Above all, of course, stands the larger, dramatic story of the
Jewish people, predicted in the Bible, but wholly unpredictable. “Eternal”
empires have faded from history, but the Jewish State was reconstituted after
almost 2,000 years of dormancy. The chronology of events bespeaks volumes: The
Land of Israel sees its first centralized Jewish state in circa 1020 BCE; it is
conquered by the Babylonians a little over 400 years later, and the Jews are
exiled. The Babylonian empire eventually gives way to the Persians and, less
than a generation later, its native sons return to rebuild the center of Jewish
life at the time, the Temple in Jerusalem. After the Persians give way to the
Greeks, the Hasmoneans (Maccabees) rebel and establish the Second Jewish
Commonwealth, about 160 BCE. That state exists for approximately 240 years,
until it is eventually crushed by the Romans, who later transform themselves
into the Byzantines. In 614, the Persians take the Land of Israel from its
previous captors. Then, in 636 CE, the Moslem Arab hordes come from the Arabian
peninsula and impose their own “occupation” on the Land of Israel. Eventually,
they give way to the Crusaders in the Middle Ages. Then another “liberator”

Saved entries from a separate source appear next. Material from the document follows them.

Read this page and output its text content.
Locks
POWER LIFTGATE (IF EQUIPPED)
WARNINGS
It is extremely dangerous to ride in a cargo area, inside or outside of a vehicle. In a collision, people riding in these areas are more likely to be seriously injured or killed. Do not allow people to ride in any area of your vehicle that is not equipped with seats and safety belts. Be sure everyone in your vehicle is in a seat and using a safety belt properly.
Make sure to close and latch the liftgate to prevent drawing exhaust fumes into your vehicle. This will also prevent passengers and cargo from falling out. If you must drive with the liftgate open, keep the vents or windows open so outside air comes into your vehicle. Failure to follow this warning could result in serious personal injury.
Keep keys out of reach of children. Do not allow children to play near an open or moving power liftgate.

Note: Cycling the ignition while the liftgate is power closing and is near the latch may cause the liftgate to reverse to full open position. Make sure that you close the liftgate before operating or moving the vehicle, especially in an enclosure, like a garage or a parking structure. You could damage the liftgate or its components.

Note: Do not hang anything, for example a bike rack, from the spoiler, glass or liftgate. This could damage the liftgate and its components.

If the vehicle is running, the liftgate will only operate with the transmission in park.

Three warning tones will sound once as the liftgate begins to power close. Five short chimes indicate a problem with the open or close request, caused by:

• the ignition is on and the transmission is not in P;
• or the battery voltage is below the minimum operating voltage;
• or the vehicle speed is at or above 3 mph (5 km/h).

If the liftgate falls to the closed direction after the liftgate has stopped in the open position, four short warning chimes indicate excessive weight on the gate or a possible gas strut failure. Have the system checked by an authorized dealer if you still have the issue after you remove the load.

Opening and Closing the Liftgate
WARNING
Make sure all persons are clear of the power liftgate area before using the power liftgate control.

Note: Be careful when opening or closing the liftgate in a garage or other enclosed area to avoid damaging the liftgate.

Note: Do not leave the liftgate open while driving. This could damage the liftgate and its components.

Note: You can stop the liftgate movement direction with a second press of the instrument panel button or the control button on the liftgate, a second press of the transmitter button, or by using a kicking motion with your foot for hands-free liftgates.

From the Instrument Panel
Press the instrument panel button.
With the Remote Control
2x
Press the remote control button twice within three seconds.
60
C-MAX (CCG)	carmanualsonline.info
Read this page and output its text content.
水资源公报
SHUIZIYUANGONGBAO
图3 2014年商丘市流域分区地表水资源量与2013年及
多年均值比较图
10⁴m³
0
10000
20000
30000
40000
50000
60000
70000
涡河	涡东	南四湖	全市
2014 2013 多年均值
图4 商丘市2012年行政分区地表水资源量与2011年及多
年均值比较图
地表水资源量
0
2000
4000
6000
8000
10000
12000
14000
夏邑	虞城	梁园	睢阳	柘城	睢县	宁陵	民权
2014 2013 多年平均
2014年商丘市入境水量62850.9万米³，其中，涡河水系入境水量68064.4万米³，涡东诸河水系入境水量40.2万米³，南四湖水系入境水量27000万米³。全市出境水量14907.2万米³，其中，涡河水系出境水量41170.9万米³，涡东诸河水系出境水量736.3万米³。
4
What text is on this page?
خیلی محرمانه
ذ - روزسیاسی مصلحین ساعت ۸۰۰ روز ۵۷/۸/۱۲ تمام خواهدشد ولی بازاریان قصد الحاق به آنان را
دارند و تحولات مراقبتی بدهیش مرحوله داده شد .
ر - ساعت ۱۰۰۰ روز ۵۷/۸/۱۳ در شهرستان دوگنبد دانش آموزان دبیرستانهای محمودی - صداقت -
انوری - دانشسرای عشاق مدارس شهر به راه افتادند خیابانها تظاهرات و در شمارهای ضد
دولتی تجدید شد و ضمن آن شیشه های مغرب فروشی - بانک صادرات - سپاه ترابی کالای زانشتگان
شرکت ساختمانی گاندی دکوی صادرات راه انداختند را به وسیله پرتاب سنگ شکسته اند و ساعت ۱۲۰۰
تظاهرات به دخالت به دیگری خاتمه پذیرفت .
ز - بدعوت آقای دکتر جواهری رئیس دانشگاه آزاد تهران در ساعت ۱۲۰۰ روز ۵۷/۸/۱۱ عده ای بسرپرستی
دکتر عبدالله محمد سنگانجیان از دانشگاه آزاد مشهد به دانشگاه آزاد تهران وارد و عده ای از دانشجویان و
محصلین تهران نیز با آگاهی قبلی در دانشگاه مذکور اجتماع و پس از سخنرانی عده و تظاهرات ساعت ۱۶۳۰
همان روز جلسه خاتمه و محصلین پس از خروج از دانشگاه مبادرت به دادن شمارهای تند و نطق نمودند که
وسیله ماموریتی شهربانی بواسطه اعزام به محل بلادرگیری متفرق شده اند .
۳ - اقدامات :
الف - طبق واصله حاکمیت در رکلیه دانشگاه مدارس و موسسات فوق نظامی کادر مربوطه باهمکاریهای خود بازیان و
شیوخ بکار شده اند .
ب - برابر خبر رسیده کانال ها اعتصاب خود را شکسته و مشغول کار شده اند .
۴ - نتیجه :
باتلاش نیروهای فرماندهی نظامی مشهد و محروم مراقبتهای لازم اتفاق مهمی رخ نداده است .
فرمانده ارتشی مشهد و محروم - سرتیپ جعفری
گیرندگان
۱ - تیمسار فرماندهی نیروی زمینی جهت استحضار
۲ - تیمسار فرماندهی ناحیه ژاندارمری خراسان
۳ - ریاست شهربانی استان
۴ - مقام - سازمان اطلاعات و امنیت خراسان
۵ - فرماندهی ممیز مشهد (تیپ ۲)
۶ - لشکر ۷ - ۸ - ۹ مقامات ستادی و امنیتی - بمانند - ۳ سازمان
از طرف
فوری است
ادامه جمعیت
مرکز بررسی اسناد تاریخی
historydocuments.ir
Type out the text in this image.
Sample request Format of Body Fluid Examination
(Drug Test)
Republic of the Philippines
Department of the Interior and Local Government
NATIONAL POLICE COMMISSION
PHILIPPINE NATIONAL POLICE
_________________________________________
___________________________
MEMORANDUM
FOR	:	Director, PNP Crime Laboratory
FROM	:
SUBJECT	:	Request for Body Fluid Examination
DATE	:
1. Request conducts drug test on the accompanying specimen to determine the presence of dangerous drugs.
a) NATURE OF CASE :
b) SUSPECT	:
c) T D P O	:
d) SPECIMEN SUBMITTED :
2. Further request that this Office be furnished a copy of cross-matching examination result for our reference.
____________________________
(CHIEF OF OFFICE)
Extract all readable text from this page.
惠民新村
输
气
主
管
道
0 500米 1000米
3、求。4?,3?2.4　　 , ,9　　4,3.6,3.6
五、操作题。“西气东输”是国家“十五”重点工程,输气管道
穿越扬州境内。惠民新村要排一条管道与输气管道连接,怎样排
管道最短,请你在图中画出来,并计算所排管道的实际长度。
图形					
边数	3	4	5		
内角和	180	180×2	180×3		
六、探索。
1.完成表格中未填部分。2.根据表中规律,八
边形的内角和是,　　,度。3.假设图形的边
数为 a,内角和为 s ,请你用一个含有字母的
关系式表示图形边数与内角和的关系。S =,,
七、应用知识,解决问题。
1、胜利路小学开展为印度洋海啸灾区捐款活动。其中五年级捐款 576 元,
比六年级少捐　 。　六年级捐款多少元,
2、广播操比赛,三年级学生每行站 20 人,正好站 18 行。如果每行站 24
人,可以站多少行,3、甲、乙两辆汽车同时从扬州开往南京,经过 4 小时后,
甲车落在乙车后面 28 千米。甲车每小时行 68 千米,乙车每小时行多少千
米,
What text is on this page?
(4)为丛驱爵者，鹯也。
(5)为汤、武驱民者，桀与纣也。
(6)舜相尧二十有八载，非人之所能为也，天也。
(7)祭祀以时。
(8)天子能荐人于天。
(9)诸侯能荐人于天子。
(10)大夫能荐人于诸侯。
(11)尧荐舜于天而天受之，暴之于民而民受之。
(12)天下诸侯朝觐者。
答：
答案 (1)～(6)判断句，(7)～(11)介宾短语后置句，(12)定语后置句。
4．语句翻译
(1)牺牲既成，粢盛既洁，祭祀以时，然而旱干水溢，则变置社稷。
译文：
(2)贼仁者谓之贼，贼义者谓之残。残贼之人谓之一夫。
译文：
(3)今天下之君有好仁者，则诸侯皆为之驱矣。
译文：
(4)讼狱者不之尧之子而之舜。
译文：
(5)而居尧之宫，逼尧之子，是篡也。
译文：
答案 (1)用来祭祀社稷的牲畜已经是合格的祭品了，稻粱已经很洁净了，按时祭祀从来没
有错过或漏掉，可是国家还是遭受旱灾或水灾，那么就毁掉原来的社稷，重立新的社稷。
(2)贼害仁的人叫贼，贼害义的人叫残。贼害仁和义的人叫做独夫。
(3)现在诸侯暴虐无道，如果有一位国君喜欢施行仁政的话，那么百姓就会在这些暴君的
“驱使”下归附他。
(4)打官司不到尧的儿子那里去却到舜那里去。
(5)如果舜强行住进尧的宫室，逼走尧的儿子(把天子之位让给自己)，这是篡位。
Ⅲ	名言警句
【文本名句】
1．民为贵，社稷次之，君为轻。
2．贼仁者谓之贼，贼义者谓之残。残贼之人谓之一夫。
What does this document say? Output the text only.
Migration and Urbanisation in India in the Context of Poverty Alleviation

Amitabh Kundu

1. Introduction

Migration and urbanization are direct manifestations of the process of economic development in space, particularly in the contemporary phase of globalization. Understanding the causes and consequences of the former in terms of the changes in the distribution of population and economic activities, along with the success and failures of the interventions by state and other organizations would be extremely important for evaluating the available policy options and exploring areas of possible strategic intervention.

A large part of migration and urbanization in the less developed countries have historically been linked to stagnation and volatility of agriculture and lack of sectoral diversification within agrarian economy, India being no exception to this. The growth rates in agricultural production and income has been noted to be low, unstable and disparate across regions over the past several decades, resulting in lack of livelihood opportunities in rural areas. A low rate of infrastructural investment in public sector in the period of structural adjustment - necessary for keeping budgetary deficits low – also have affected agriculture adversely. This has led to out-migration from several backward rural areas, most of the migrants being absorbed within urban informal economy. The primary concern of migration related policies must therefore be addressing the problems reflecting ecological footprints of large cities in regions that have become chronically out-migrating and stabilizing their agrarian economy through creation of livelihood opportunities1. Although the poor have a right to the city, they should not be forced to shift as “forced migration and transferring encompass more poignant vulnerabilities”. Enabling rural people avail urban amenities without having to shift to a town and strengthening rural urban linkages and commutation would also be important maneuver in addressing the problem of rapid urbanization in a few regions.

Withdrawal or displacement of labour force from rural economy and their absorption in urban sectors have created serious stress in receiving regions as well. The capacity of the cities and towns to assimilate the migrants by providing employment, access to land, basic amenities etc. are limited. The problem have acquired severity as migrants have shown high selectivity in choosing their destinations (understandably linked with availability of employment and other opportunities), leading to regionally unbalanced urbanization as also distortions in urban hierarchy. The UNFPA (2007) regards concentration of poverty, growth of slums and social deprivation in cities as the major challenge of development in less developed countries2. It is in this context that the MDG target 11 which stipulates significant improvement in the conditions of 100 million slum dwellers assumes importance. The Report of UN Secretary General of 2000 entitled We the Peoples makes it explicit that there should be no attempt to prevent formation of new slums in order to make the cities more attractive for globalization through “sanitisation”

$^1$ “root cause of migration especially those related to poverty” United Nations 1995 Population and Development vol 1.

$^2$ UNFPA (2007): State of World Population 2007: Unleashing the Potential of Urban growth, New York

arrives, the Kurdish Salah e-Din (Saladin). His rule is replaced by the Mameluks
of Egypt and eventually by the Turkish Ottoman Empire. Towards the end of that
imperial rule, in the late 1800’s, the Jews begin to return once again, turning
desolate swampland into gardens, towns and farms. After the British Empire takes
the land from the Sick Man of Europe, it is but a short time until it is
returned to the Jews once again. In 1948 CE, the Third Jewish Commonwealth is
established in the Land of Israel. Throughout all of the conquests by foreign
interlopers, Jews have maintained a constant presence in the Land of Israel.
Thus, since the Babylonian exile of Judea, there has been no independent state
constituted wholly by native sons of the Land of Israel, with the exception of
those Commonwealths established by the Jews.
No one can halt the progress of the return of the Land’s native
sons and the establishment of their Third Commonwealth. Least of all, the aging,
two-bit gangster from Egypt who is holed up in Ramallah.